(La Nacion archive)
Allow me to take you on a little trip down memory lane. Back to a certain match David played at Wimbledon, almost exactly four years ago. Some of you will remember it. But others may not know the story behind that particular match...
It's one of the classic anecdotes about David. You can find it on forums and sometimes also in articles from the English-speaking press: David once tanked a match at Wimbledon because he wanted to watch football.
June 30, 2006. On the day of David's Wimbledon third-round encounter with Fernando Verdasco, another important match takes place. At 4pm London time, Argentina face Germany in the quarterfinal of the World Cup. David's match starts at noon. He has asked the organisers for this early start because of the football and his wish has been granted.
2 hours and 47 minutes later, Verdasco defeats David 7-6(9), 7-6(9), 6-2.
And perhaps mainly because of that 6-2 in the final set, the myth of the "tanked match" is born.
The reasons? In June 2006, David was ranked #3 and came to SW19 straight from having made the semifinal at Roland Garros. Perhaps, a lot of people thought that this time, he might be able to repeat his dream run to the Wimbledon final of 2002. And there's also David's reputation as a fighter, able to come back from two sets down.
What usually doesn't get mentioned in connection with this match is that going into it, David was still struggling with the abdominal strain that forced him to retire during the Roland Garros semi and which kept him from playing the preparatory grass-court tournaments. Of course, abdominal strains affect the ability to serve. And the longer a match goes on, the more likely players are to be in pain...
But David did fight in this match, he created a lot of opportunities - he just couldn't take them (he had 19 break points but only managed to convert one). So maybe it's not surprising that he already started to lose his temper in the first set and smashed his racquet. It simply was one of those days where nothing really seemed to work for David. At the same time, Verdasco played a good match, serving well and hitting lots of winners. And perhaps, on that particular day, losing in two very tight and one not so tight sets was really all that David could manage. World Cup, or no.
Between his match and the football, David gave one of his famously minimalist press conferences (which probably added to the impression that he was in a hurry)...
Q: You had a racquet warning. You appeared to lose your temper a bit in the first set. What was going through your mind at that point?
Q: I don't know if this has been asked. You wanted to watch the football this afternoon?
Q: Obviously, now you're out, you can watch it. Was that a decision, do you think, to change around the way you were going to play?
David: What? What do you mean? I didn't understand.

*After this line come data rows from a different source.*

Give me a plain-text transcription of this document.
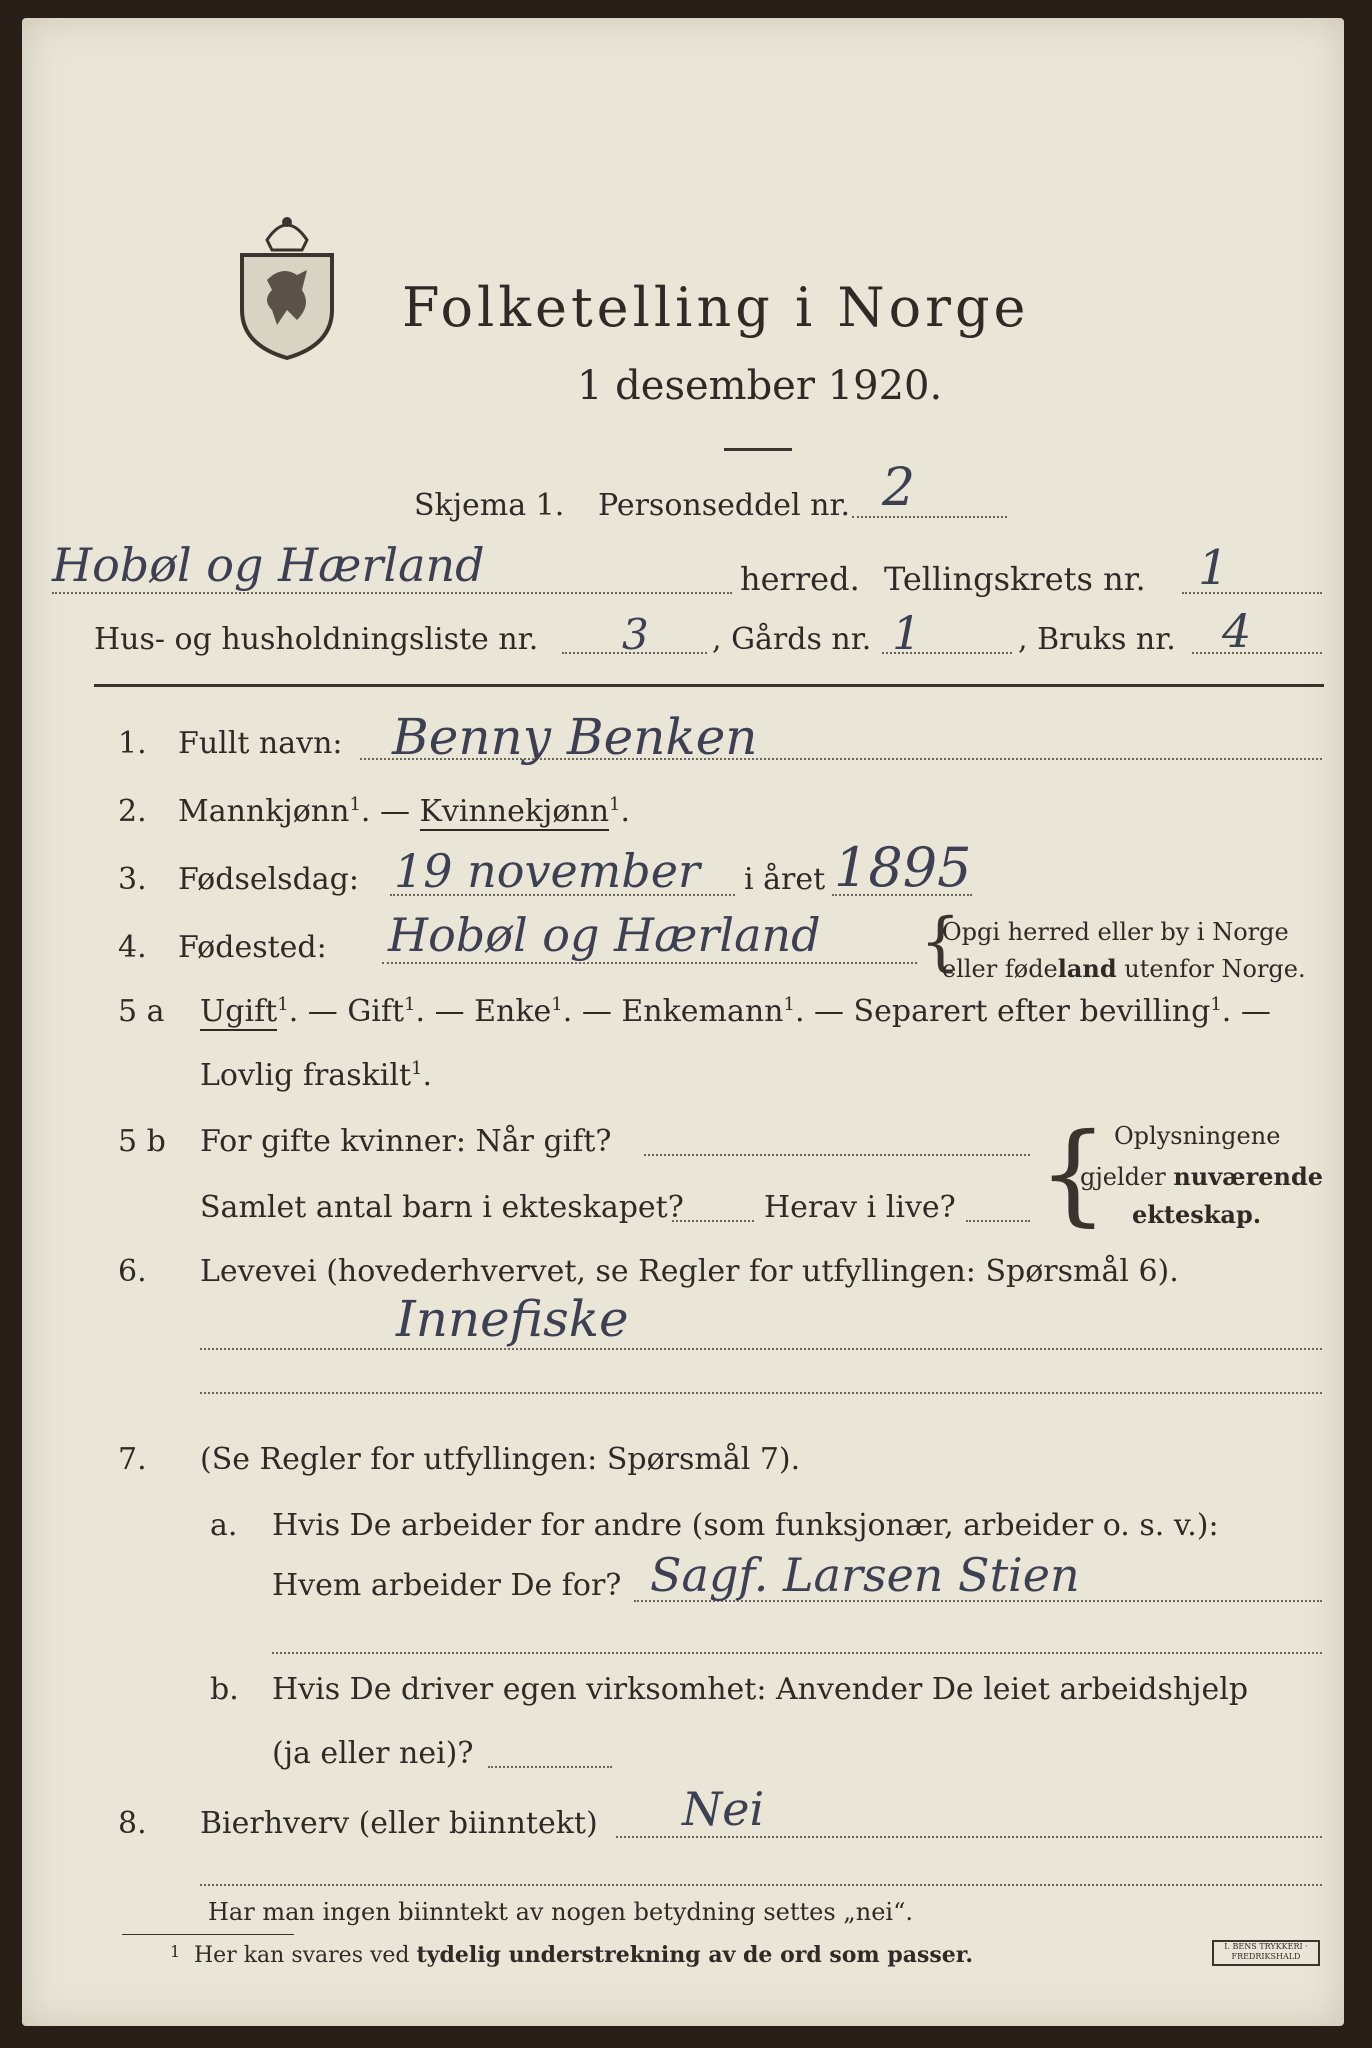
Folketelling i Norge
1 desember 1920.
Skjema 1. Personseddel nr. 2
Hobøl og Hærland	herred. Tellingskrets nr. 1
Hus- og husholdningsliste nr. 3 , Gårds nr. 1	, Bruks nr. 4
1. Fullt navn: Benny Benken
2. Mannkjønn$^1$. — Kvinnekjønn$^1$.
3. Fødselsdag: 19 november i året 1895
4. Fødested: Hobøl og Hærland {
Opgi herred eller by i Norge
eller fødeland utenfor Norge.
5 a Ugift$^1$. — Gift$^1$. — Enke$^1$. — Enkemann$^1$. — Separert efter bevilling$^1$. —
Lovlig fraskilt$^1$.
5 b For gifte kvinner: Når gift?
Samlet antal barn i ekteskapet?	Herav i live? { Oplysningene
gjelder nuværende
ekteskap.
6. Levevei (hovederhvervet, se Regler for utfyllingen: Spørsmål 6).
Innefiske
7. (Se Regler for utfyllingen: Spørsmål 7).
a. Hvis De arbeider for andre (som funksjonær, arbeider o. s. v.):
Hvem arbeider De for? Sagf. Larsen Stien
b. Hvis De driver egen virksomhet: Anvender De leiet arbeidshjelp
(ja eller nei)?
8. Bierhverv (eller biinntekt) Nei
Har man ingen biinntekt av nogen betydning settes „nei“.
1 Her kan svares ved tydelig understrekning av de ord som passer.	I. BENS TRYKKERI · FREDRIKSHALD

Q: Is that right, that you had the match moved so you could watch the football this afternoon?
David: Yeah, and?
Q: No, I just thought if that hampered your preparations at all.
David: Oh, no.
Q: Are you a big football fan?
David: Yeah, normal.
Q: You watch a lot of football?
Q: Which is what? What is 'normal,' I mean?
David: Not every single matches, but some matches I watch it.
Q: Do you think Argentina can win the World Cup?
David: I think so, yeah. Yeah. (ASAP Sports)
Germany beat Argentina on penalties that day.
This year, they will meet again - once more in the quarterfinal.
The World Cup final will take place on July 11 - on Davis Cup Sunday. But in Moscow it'll already be near midnight when it's time for the kick-off.
Plenty of time for David. And for all sorts of Davis Cup drama before watching the football.